This is a 6 degree of freedom model developed by a group of enthusiastic engineers who were part of thrustMIT (MIT Manipal's Rocketry team). This model was inspired by the absence of physical testing of sounding rockets in India leading to the formation of this high-precision model. This model provides you with multiple features
A 6 degree-of-freedom rocket model is a simulation that accurately models the motion of a rocket in flight, taking into account atmospheric conditions, turbulence, and aerodynamic parameters. It calculates the trajectory, apogee, and other parameters of the rocket at every time interval using detailed information about the motor, rocket, and aerodynamics. This type of model is essential for predicting the behavior of rockets during flight and optimizing their performance. The model takes into account factors such as air density, wind speed, and turbulence to simulate the rocket's trajectory accurately. It also considers the rocket's weight, shape, and aerodynamic properties to predict its behavior as it flies through the air. In the case of the validated rocket launch at Spaceport America in New Mexico, the model accurately predicted the rocket's apogee to within 34 feet of the actual altitude reached. This level of accuracy demonstrates the effectiveness of the model and its ability to provide valuable insights into rocket performance.

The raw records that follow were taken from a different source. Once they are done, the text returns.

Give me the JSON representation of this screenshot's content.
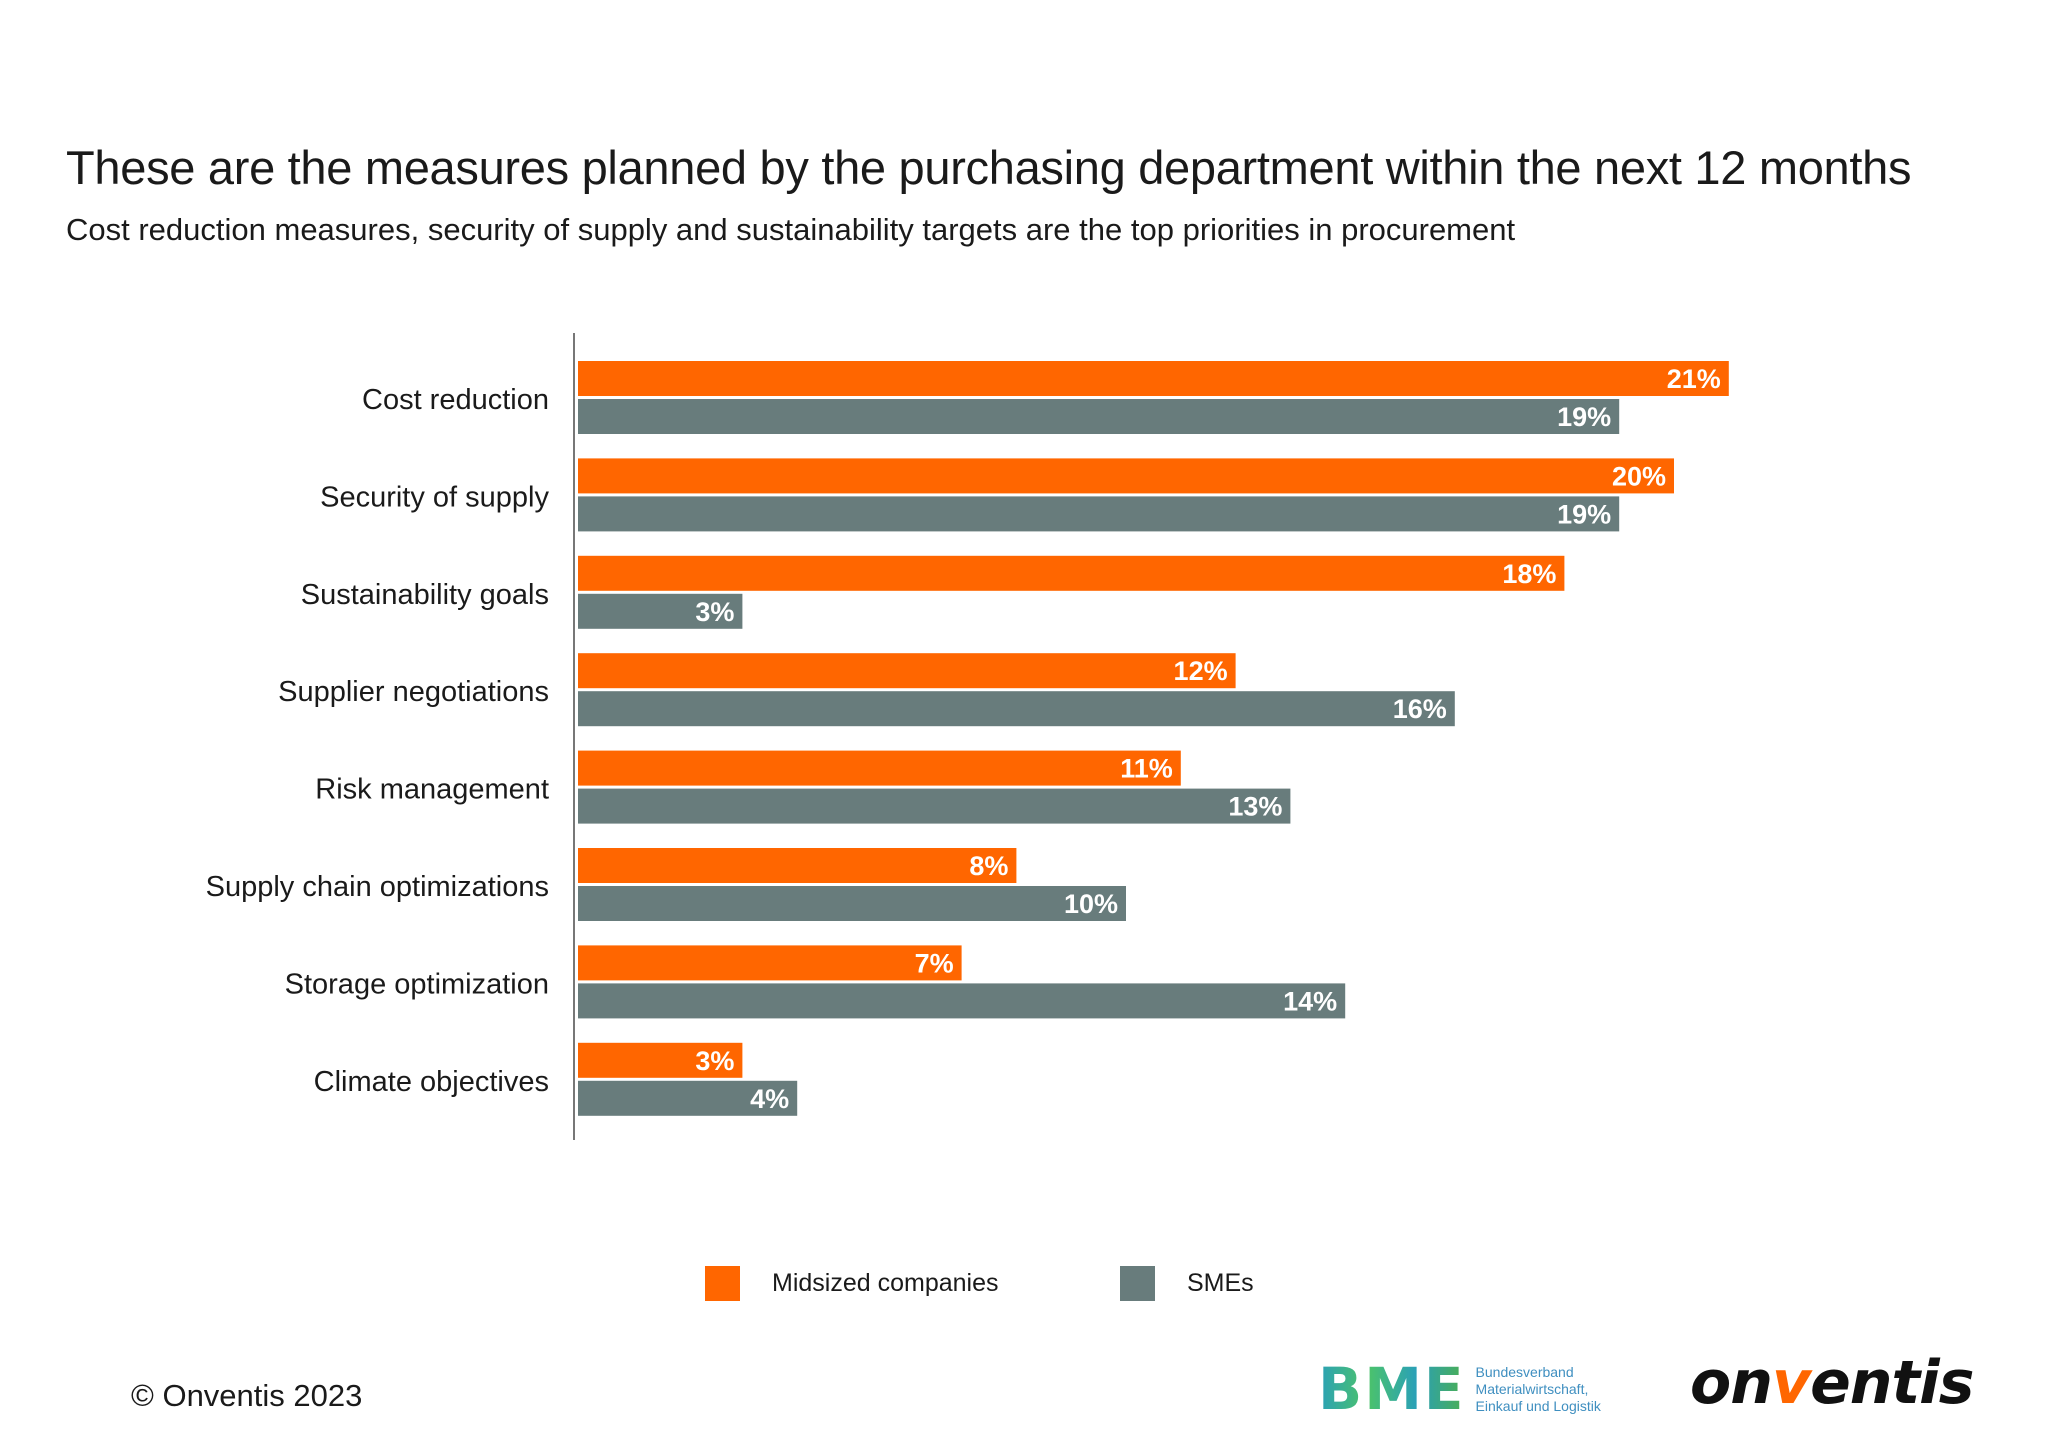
{
  "chart_data": {
    "type": "bar",
    "orientation": "horizontal",
    "title": "These are the measures planned by the purchasing department within the next 12 months",
    "subtitle": "Cost reduction measures, security of supply and sustainability targets are the top priorities in procurement",
    "categories": [
      "Cost reduction",
      "Security of supply",
      "Sustainability goals",
      "Supplier negotiations",
      "Risk management",
      "Supply chain optimizations",
      "Storage optimization",
      "Climate objectives"
    ],
    "series": [
      {
        "name": "Midsized companies",
        "color": "#FF6600",
        "values": [
          21,
          20,
          18,
          12,
          11,
          8,
          7,
          3
        ],
        "labels": [
          "21%",
          "20%",
          "18%",
          "12%",
          "11%",
          "8%",
          "7%",
          "3%"
        ]
      },
      {
        "name": "SMEs",
        "color": "#687C7C",
        "values": [
          19,
          19,
          3,
          16,
          13,
          10,
          14,
          4
        ],
        "labels": [
          "19%",
          "19%",
          "3%",
          "16%",
          "13%",
          "10%",
          "14%",
          "4%"
        ]
      }
    ],
    "unit": "%",
    "grid": false,
    "legend_position": "bottom"
  },
  "footer": {
    "copyright": "© Onventis 2023",
    "bme_logo": {
      "mark": "BME",
      "text": [
        "Bundesverband",
        "Materialwirtschaft,",
        "Einkauf und Logistik"
      ]
    },
    "onventis_logo": {
      "pre": "on",
      "v": "v",
      "post": "entis"
    }
  }
}
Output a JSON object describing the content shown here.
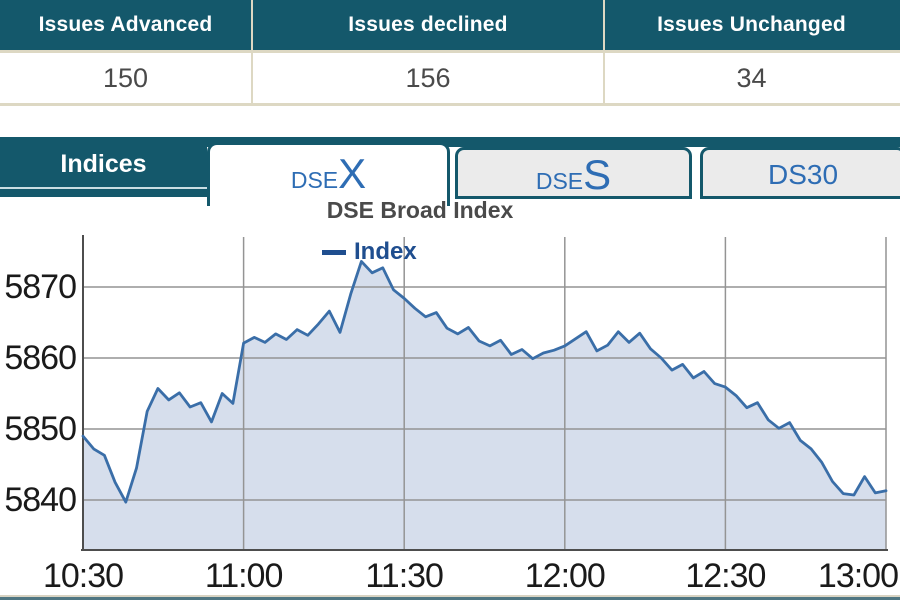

There are specific inputs required for the model to run which includes:
- Aerodynamic Coefficients Data
- Motor thrust vs time data
- Initial Yaw angle
- Initial Pitch angle
- Wind velocity in north direction
- Wind velocity in east direction
- Turbulance Intensity
- Launch Rail height
- Aibrakes (Y/N)
- Desired Apogee
- Parachute diameter
- Reefed parachute diameter
- Reefing Height
- Rocket mass
- Rocket CG
- Rocket's axial moment of inertia
- Rocket's transverse moment of inertia
- Rocket's Radius
- Rocket's diameter
- Fin root chord
- Fin tip chord
- Fin Height
- Fin sweep length
- Fin's Distance from nosetip
- Motor Length
- Motor diameter
- Motor wet Mass
- Motor dry mass
- Nozzle mass
- Nozzle Length
- Simulation Time step
Use the following to download the package from the PyPi Repository:
pip install helios-sim
Once the package has been installed on the machine and the requirements are satisfied use the following command to run the Helios Simulator:
helios -[options] [values]
The following is an example for running the code with all parameters passed through CLI:
helios --yaw 2 --pitch 2 --wind-north 2 --wind-east 2 --turb-inten 5 --rail-length 5.18 --air-brakes 'n' --desired 3048 --parachute-dia 3 --reefed-parachute-dia 0.8 --reefed-height 460 --rocket-mass 26.4 --rocket-cg 1.92 --rocket-ami 0.09 --rocket-tmi 17.77 --rocket-dia 0.15 --rocket-rad 0.075 --rocket-length 3.03 --fin-root-chord 0.3 --fin-tip-chord 0.2 --fin-height 0.145 --fin-sweep-length 0.179 --fin-dist-nosetip 2.6 --motor-length 0.702 --motor-odia 0.098 --motor-wetmass 8.108 --motor-drymass 3.656 --noz-mass 0.1891 --noz-length 0.057 --prop-data 'prop_data.xlsx' --aero-data 'aero_data.xlsx' --delaytracker 0 --delay 1 --time-step 0.001 -o 'helios_output.pdf'
The output for the simulations run is stored in a PDF file as follows:
output.pdf
Users can change the input values through 2 methods.
- Opening '.env' file and manually overridding values of necessary parameters.
- Using CLI commands to override values. If you are unsure of what values corresponds to what parameter, simply type "HeliosSim --help" command will help the user obtain the CLI commands required
There are two extra excel data the motor data can be obtained from thrust-time curve or commercial-off-the-shelf Computational fluid dynamics softwares like Ansys. By default there are example excels present within the package and the user can change the files. The model will have variable computational time depending upon the number of iterations considered through user inputs.
Peformance Improvements, bug fixes, better design approaches are welcome. Please Discuss your change by raising an issue, beforehand. Advancements to the model are appreciated.